DopaDoser: The Self-Regulating, L-DOPA-Producing Gut Bacteria

Fig 1 Administration of L-DOPA via bacteria in the patient's gut

iGEM Manchester-Graz’s objective as a team is to find a better way to treat and alleviate the symptoms of Parkinson’s disease (PD) through the use of synthetic biology to create a new auto-regulated expression system called DopaDoser. Degradation of dopaminergic neurons and therefore low levels of dopamine is the main cause of Parkinson’s disease (PD), for which the current treatment involves oral doses of L-DOPA (or levodopa), which unlike dopamine itself is able to cross the blood-brain-barrier. Within the brain L-DOPA is enzymatically converted into dopamine and therefore able to relieve many of the motor symptoms of PD.

Patients who cannot take the traditional treatments due to several conditions (intolerance or too high tolerance to oral L-DOPA) are treated alternatively with a so called Duodopa ® therapy. Duodopa is a special way for administration of L-DOPA (Levodopa ®) directly into the human jejunum through a PEG-PEJ tube. This approach allows for a continuous and stable dosage of L-DOPA over the whole day. However some major problems of this approach are high costs (around 700 $ per week plus costs for placement of the tube and aftercare) and wear out of the tube every 2 years. Also the system needs to be rinsed on a daily basis and during the night medication has to be taken oral anyways. The annual costs per patient are around 100.000 $.

Fig 2 dopamine and L-DOPA biosynthesis pathways

Our aim is to take the first steps in the development of a novel technology of drug delivery by developing self-regulating drug-producing bacterial strains that, in the future, could be incorporated into patients’ gut microflora to secrete medicines directly inside the body. To control the bacterial L-DOPA production, we plan to develop a multidimensional cell density dependent auto-regulation system that could also be used to control other multistep enzyme pathways.

The Manchester section of the team is working on L-DOPA and dopamine biosynthesis in E. coli BL21 and Nissle 1917 via various enzyme pathways. The focus is on three enzyme pathways, the main one being the conversion of L-tyrosine to L-DOPA via tyrosine hydroxylase and tyrosinase. In addition we are also synthesising dopamine in two different ways using aromatic amino acid decarboxylase, cytochrome P450 and transaminase. Although the primary goal would be to implement the L-DOPA synthesis within patients, we also aim to create a greener, more efficient way of the industrial synthesis of each of the above products using our modified bacteria. (Fig.2)

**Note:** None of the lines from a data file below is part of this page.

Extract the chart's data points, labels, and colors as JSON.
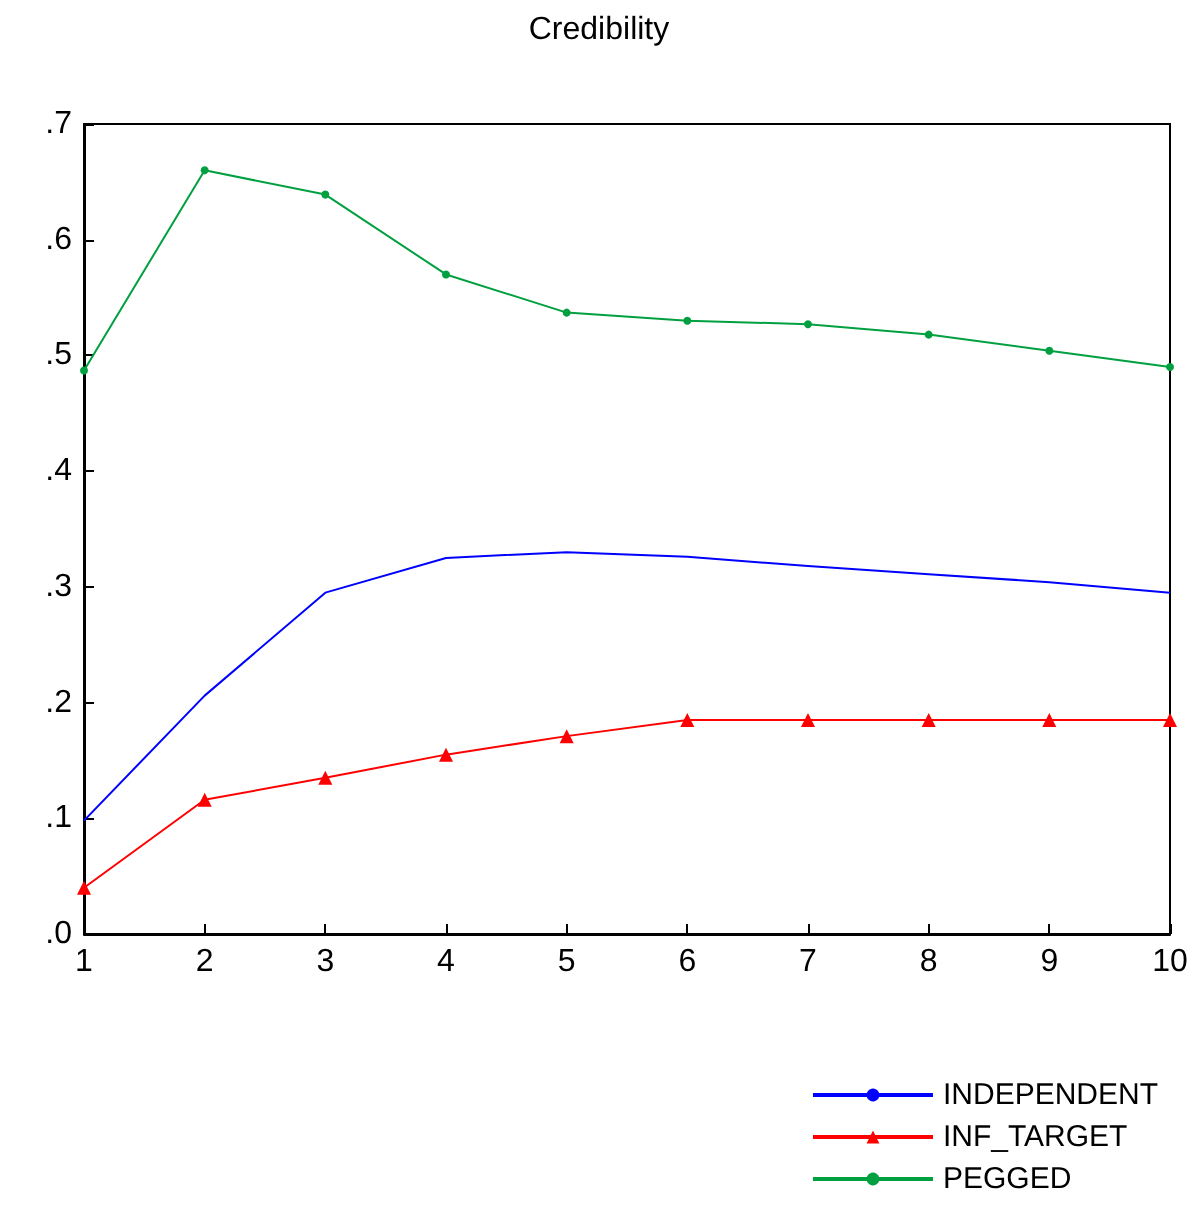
{
  "chart_data": {
    "type": "line",
    "title": "Credibility",
    "x": [
      1,
      2,
      3,
      4,
      5,
      6,
      7,
      8,
      9,
      10
    ],
    "xlim": [
      1,
      10
    ],
    "xticks": [
      1,
      2,
      3,
      4,
      5,
      6,
      7,
      8,
      9,
      10
    ],
    "ylim": [
      0,
      0.7
    ],
    "yticks": [
      {
        "value": 0,
        "label": ".0"
      },
      {
        "value": 0.1,
        "label": ".1"
      },
      {
        "value": 0.2,
        "label": ".2"
      },
      {
        "value": 0.3,
        "label": ".3"
      },
      {
        "value": 0.4,
        "label": ".4"
      },
      {
        "value": 0.5,
        "label": ".5"
      },
      {
        "value": 0.6,
        "label": ".6"
      },
      {
        "value": 0.7,
        "label": ".7"
      }
    ],
    "grid": false,
    "legend": "bottom right",
    "line_style": "solid",
    "series": [
      {
        "name": "INDEPENDENT",
        "color": "#0000ff",
        "marker": "none",
        "values": [
          0.098,
          0.206,
          0.295,
          0.325,
          0.33,
          0.326,
          0.318,
          0.311,
          0.304,
          0.295
        ]
      },
      {
        "name": "INF_TARGET",
        "color": "#ff0000",
        "marker": "triangle",
        "values": [
          0.04,
          0.116,
          0.135,
          0.155,
          0.171,
          0.185,
          0.185,
          0.185,
          0.185,
          0.185
        ]
      },
      {
        "name": "PEGGED",
        "color": "#00a040",
        "marker": "circle",
        "values": [
          0.487,
          0.66,
          0.639,
          0.57,
          0.537,
          0.53,
          0.527,
          0.518,
          0.504,
          0.49
        ]
      }
    ]
  }
}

The Graz section is using two quorum sensing based mechanisms for an auto-regulated and time shifted consecutive protein expression, first demonstrated using fluorescent protein synthesis (Fig.3). The fluorescent protein could then be exchanged with genes for the L- DOPA production such that at low cell density levels tyrosine synthesis will be channeled. After a certain biomass is reached L-DOPA production will be produced in a uniformly continuous manner. Alongside the use of fluorescent proteins for the characterization of our regulatory system, we also try to further characterize and improve already existing reporter genes of the biobrick registry. BBa_K1670003 is an improved variant of BBa_K1362461, where two silent mutations were introduced to delete two HindIII sites and a new ribosome binding site as well as a new promoter were added. BBa_K1670001 is an improved version of BBa_E0020, where also a new ribosome binding site and an EsaR/I regulated promoter was added.

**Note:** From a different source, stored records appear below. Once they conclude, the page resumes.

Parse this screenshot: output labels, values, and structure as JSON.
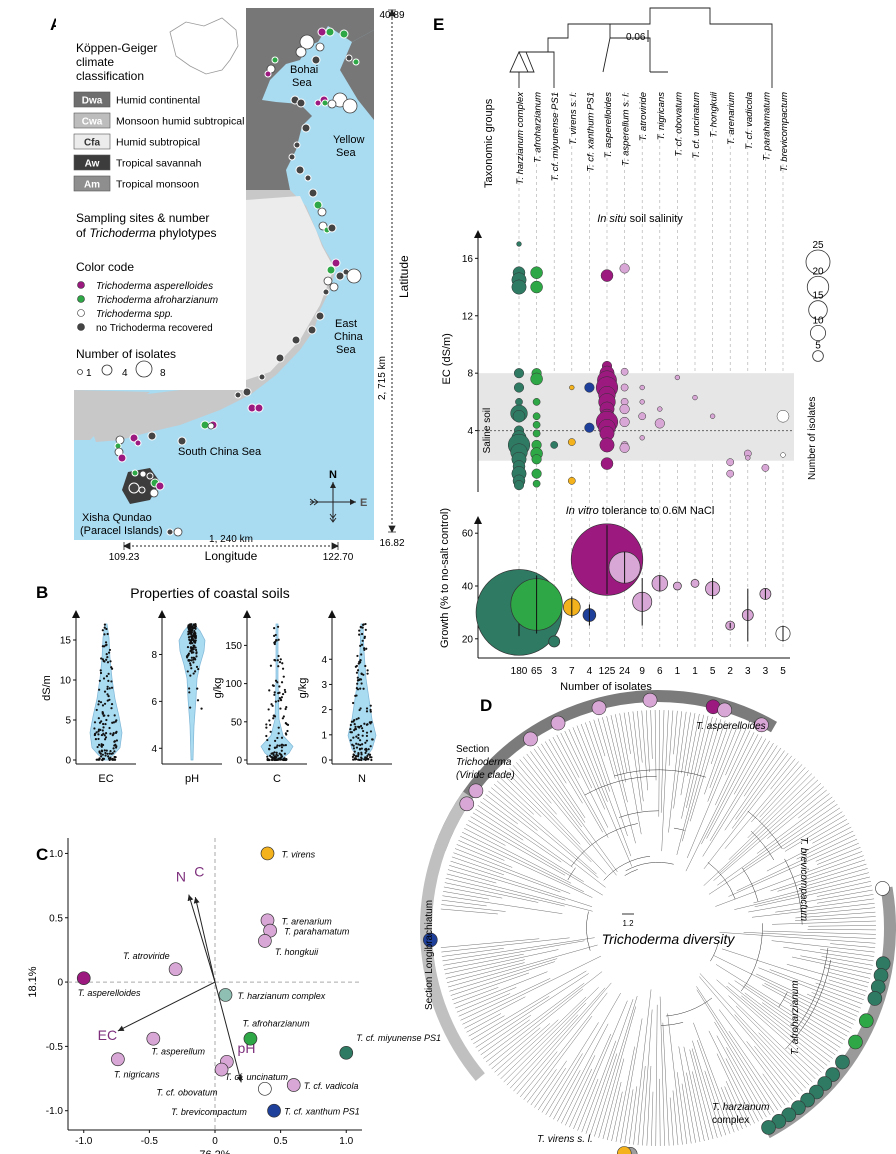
{
  "panelA": {
    "letter": "A",
    "legend_title": [
      "Köppen-Geiger",
      "climate",
      "classification"
    ],
    "climates": [
      {
        "code": "Dwa",
        "label": "Humid continental",
        "color": "#6e6e6e"
      },
      {
        "code": "Cwa",
        "label": "Monsoon humid subtropical",
        "color": "#bdbdbd"
      },
      {
        "code": "Cfa",
        "label": "Humid subtropical",
        "color": "#ececec"
      },
      {
        "code": "Aw",
        "label": "Tropical savannah",
        "color": "#3c3c3c"
      },
      {
        "code": "Am",
        "label": "Tropical monsoon",
        "color": "#8e8e8e"
      }
    ],
    "sampling_title_1": "Sampling sites & number",
    "sampling_title_2_pre": "of ",
    "sampling_title_2_it": "Trichoderma",
    "sampling_title_2_post": " phylotypes",
    "color_code_title": "Color code",
    "color_code": [
      {
        "label": "Trichoderma asperelloides",
        "color": "#9c1a80"
      },
      {
        "label": "Trichoderma afroharzianum",
        "color": "#2ea846"
      },
      {
        "label": "Trichoderma spp.",
        "color": "#ffffff"
      },
      {
        "label": "no Trichoderma recovered",
        "color": "#444444"
      }
    ],
    "isolates_title": "Number of isolates",
    "isolate_sizes": [
      "1",
      "4",
      "8"
    ],
    "seas": [
      "Bohai",
      "Sea",
      "Yellow",
      "Sea",
      "East",
      "China",
      "Sea",
      "South China Sea",
      "Xisha Qundao",
      "(Paracel Islands)"
    ],
    "lat_top": "40.89",
    "lat_bottom": "16.82",
    "lat_km": "2, 715 km",
    "lat_label": "Latitude",
    "lon_left": "109.23",
    "lon_right": "122.70",
    "lon_km": "1, 240 km",
    "lon_label": "Longitude",
    "compass_n": "N",
    "compass_e": "E",
    "colors": {
      "sea": "#a9dbf1",
      "land_dark": "#777777",
      "land_light": "#c8c8c8",
      "asperelloides": "#9c1a80",
      "afroharzianum": "#2ea846",
      "none": "#444444"
    }
  },
  "panelB": {
    "letter": "B",
    "title": "Properties of coastal soils",
    "violins": [
      {
        "xlabel": "EC",
        "ylabel": "dS/m",
        "ticks": [
          "0",
          "5",
          "10",
          "15"
        ],
        "range": [
          0,
          17
        ]
      },
      {
        "xlabel": "pH",
        "ylabel": "",
        "ticks": [
          "4",
          "6",
          "8"
        ],
        "range": [
          3.5,
          9.3
        ]
      },
      {
        "xlabel": "C",
        "ylabel": "g/kg",
        "ticks": [
          "0",
          "50",
          "100",
          "150"
        ],
        "range": [
          0,
          178
        ]
      },
      {
        "xlabel": "N",
        "ylabel": "g/kg",
        "ticks": [
          "0",
          "1",
          "2",
          "3",
          "4"
        ],
        "range": [
          0,
          5.4
        ]
      }
    ]
  },
  "panelC": {
    "letter": "C",
    "chart_data": {
      "type": "scatter",
      "xlabel": "76.2%",
      "ylabel": "18.1%",
      "xlim": [
        -1.12,
        1.12
      ],
      "ylim": [
        -1.15,
        1.12
      ],
      "xticks": [
        "-1.0",
        "-0.5",
        "0",
        "0.5",
        "1.0"
      ],
      "yticks": [
        "1.0",
        "0.5",
        "0",
        "-0.5",
        "-1.0"
      ],
      "points": [
        {
          "label": "T. virens",
          "x": 0.4,
          "y": 1.0,
          "color": "#f4b21c"
        },
        {
          "label": "T. arenarium",
          "x": 0.4,
          "y": 0.48,
          "color": "#d9a7d6"
        },
        {
          "label": "T. parahamatum",
          "x": 0.42,
          "y": 0.4,
          "color": "#d9a7d6"
        },
        {
          "label": "T. hongkuii",
          "x": 0.38,
          "y": 0.32,
          "color": "#d9a7d6"
        },
        {
          "label": "T. atroviride",
          "x": -0.3,
          "y": 0.1,
          "color": "#d9a7d6"
        },
        {
          "label": "T. asperelloides",
          "x": -1.0,
          "y": 0.03,
          "color": "#9c1a80"
        },
        {
          "label": "T. harzianum complex",
          "x": 0.08,
          "y": -0.1,
          "color": "#8fbfb3"
        },
        {
          "label": "T. afroharzianum",
          "x": 0.27,
          "y": -0.44,
          "color": "#2ea846"
        },
        {
          "label": "T. cf. miyunense PS1",
          "x": 1.0,
          "y": -0.55,
          "color": "#2e7a63"
        },
        {
          "label": "T. asperellum",
          "x": -0.47,
          "y": -0.44,
          "color": "#d9a7d6"
        },
        {
          "label": "T. nigricans",
          "x": -0.74,
          "y": -0.6,
          "color": "#d9a7d6"
        },
        {
          "label": "T. cf. uncinatum",
          "x": 0.09,
          "y": -0.62,
          "color": "#d9a7d6"
        },
        {
          "label": "T. cf. obovatum",
          "x": 0.05,
          "y": -0.68,
          "color": "#d9a7d6"
        },
        {
          "label": "T. cf. vadicola",
          "x": 0.6,
          "y": -0.8,
          "color": "#d9a7d6"
        },
        {
          "label": "T. brevicompactum",
          "x": 0.38,
          "y": -0.83,
          "color": "#ffffff"
        },
        {
          "label": "T. cf. xanthum PS1",
          "x": 0.45,
          "y": -1.0,
          "color": "#1e3f9a"
        }
      ],
      "vectors": [
        {
          "label": "N",
          "x": -0.2,
          "y": 0.68
        },
        {
          "label": "C",
          "x": -0.15,
          "y": 0.66
        },
        {
          "label": "EC",
          "x": -0.74,
          "y": -0.38
        },
        {
          "label": "pH",
          "x": 0.2,
          "y": -0.78
        }
      ],
      "vector_color": "#7d2f7c"
    }
  },
  "panelD": {
    "letter": "D",
    "center_label": "Trichoderma diversity",
    "scale": "1.2",
    "labels": {
      "asperelloides": "T. asperelloides",
      "brevicompactum": "T. brevicompactum",
      "section_tricho": [
        "Section",
        "Trichoderma",
        "(Viride clade)"
      ],
      "longibrachiatum": "Section Longibrachiatum",
      "afroharzianum": "T. afroharzianum",
      "harzianum": [
        "T. harzianum",
        "complex"
      ],
      "virens": "T. virens s. l."
    }
  },
  "panelE": {
    "letter": "E",
    "tree_scale": "0.06",
    "tax_label": "Taxonomic groups",
    "taxa": [
      {
        "name": "T. harzianum complex",
        "color": "#2e7a63",
        "n": "180",
        "growth": 30,
        "err": 9
      },
      {
        "name": "T. afroharzianum",
        "color": "#2ea846",
        "n": "65",
        "growth": 33,
        "err": 11
      },
      {
        "name": "T. cf. miyunense PS1",
        "color": "#2e7a63",
        "n": "3",
        "growth": 19,
        "err": 0
      },
      {
        "name": "T. virens s. l.",
        "color": "#f4b21c",
        "n": "7",
        "growth": 32,
        "err": 4
      },
      {
        "name": "T. cf. xanthum PS1",
        "color": "#1e3f9a",
        "n": "4",
        "growth": 29,
        "err": 4
      },
      {
        "name": "T. asperelloides",
        "color": "#9c1a80",
        "n": "125",
        "growth": 50,
        "err": 13
      },
      {
        "name": "T. asperellum s. l.",
        "color": "#d9a7d6",
        "n": "24",
        "growth": 47,
        "err": 6
      },
      {
        "name": "T. atroviride",
        "color": "#d9a7d6",
        "n": "9",
        "growth": 34,
        "err": 9
      },
      {
        "name": "T. nigricans",
        "color": "#d9a7d6",
        "n": "6",
        "growth": 41,
        "err": 3
      },
      {
        "name": "T. cf. obovatum",
        "color": "#d9a7d6",
        "n": "1",
        "growth": 40,
        "err": 0
      },
      {
        "name": "T. cf. uncinatum",
        "color": "#d9a7d6",
        "n": "1",
        "growth": 41,
        "err": 0
      },
      {
        "name": "T. hongkuii",
        "color": "#d9a7d6",
        "n": "5",
        "growth": 39,
        "err": 4
      },
      {
        "name": "T. arenarium",
        "color": "#d9a7d6",
        "n": "2",
        "growth": 25,
        "err": 1
      },
      {
        "name": "T. cf. vadicola",
        "color": "#d9a7d6",
        "n": "3",
        "growth": 29,
        "err": 10
      },
      {
        "name": "T. parahamatum",
        "color": "#d9a7d6",
        "n": "3",
        "growth": 37,
        "err": 2
      },
      {
        "name": "T. brevicompactum",
        "color": "#ffffff",
        "n": "5",
        "growth": 22,
        "err": 3
      }
    ],
    "insitu_title_it": "In situ",
    "insitu_title": " soil salinity",
    "ec_label": "EC (dS/m)",
    "ec_ticks": [
      "16",
      "12",
      "8",
      "4"
    ],
    "saline_label": "Saline soil",
    "size_legend": [
      "25",
      "20",
      "15",
      "10",
      "5"
    ],
    "size_legend_title": "Number of isolates",
    "invitro_title_it": "In vitro",
    "invitro_title": " tolerance to 0.6M NaCl",
    "growth_label": "Growth (%  to no-salt control)",
    "growth_ticks": [
      "60",
      "40",
      "20"
    ],
    "xlabel": "Number of isolates"
  }
}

Fig 3 Fluorescent protein synthesis dependent on different levels of cell density

Looking to the future our system could be further utilized to activate suicide genes in E.coli to avoid possible overgrowth of the native intestinal flora, which we aim to show proof of concept in both strains common to academic research as well as probiotics, specifically BL21 and Nissle 1917 respectively. Even though we cannot regulate the proliferation of our engineered strain yet, it allows us to provide an outlook of a possible application as a self-regulating drug dispensing system in the GI tract, which may have clinical applications in the future.

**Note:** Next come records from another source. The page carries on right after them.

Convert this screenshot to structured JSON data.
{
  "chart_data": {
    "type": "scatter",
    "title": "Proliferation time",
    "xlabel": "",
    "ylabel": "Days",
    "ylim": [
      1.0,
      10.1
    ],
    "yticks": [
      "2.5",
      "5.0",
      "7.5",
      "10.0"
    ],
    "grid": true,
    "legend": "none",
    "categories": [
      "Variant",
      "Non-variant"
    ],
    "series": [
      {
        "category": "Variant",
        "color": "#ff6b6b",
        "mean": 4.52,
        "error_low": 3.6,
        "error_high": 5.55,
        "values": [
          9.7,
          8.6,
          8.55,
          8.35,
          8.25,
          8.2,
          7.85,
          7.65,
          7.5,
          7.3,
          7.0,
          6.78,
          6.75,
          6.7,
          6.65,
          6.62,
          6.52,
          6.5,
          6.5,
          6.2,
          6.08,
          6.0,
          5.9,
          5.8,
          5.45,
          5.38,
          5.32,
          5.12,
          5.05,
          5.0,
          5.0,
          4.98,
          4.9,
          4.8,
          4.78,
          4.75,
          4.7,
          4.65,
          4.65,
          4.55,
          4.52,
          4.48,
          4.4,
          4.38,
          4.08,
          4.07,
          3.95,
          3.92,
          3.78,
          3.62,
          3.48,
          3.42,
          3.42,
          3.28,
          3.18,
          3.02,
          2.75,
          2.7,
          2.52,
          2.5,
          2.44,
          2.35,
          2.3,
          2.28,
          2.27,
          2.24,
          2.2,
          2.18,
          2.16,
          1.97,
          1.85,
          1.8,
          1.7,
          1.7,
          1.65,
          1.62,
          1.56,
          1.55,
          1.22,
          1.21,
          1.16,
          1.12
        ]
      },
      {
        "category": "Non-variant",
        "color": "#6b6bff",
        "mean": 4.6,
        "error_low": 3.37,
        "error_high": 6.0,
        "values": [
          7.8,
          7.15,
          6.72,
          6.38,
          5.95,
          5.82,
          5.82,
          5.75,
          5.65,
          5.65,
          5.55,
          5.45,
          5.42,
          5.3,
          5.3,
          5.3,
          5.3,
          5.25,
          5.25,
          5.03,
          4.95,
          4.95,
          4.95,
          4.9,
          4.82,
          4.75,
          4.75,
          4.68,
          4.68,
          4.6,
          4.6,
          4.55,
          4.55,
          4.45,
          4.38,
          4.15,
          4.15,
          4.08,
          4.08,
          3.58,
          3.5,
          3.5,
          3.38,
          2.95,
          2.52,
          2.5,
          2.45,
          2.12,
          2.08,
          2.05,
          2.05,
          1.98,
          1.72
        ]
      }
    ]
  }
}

Throughout the course of the DopaDoser project we also aim to shape our actions in accordance to the opinions of academics, charities, industry leaders and the public. This includes what implications DopaDoser will have for patients both economically and in terms of quality of life and whether the real world implementation of this technology is feasible. We will also compare ethical opinions throughout outreach about our project and synthetic biology in general across the two countries our team spans and assess this in a wider sociological context. We feel as a team that the issues and human practices surrounding our project are just as important as the project itself and as such we endeavour to tackle a wide selection of concerns.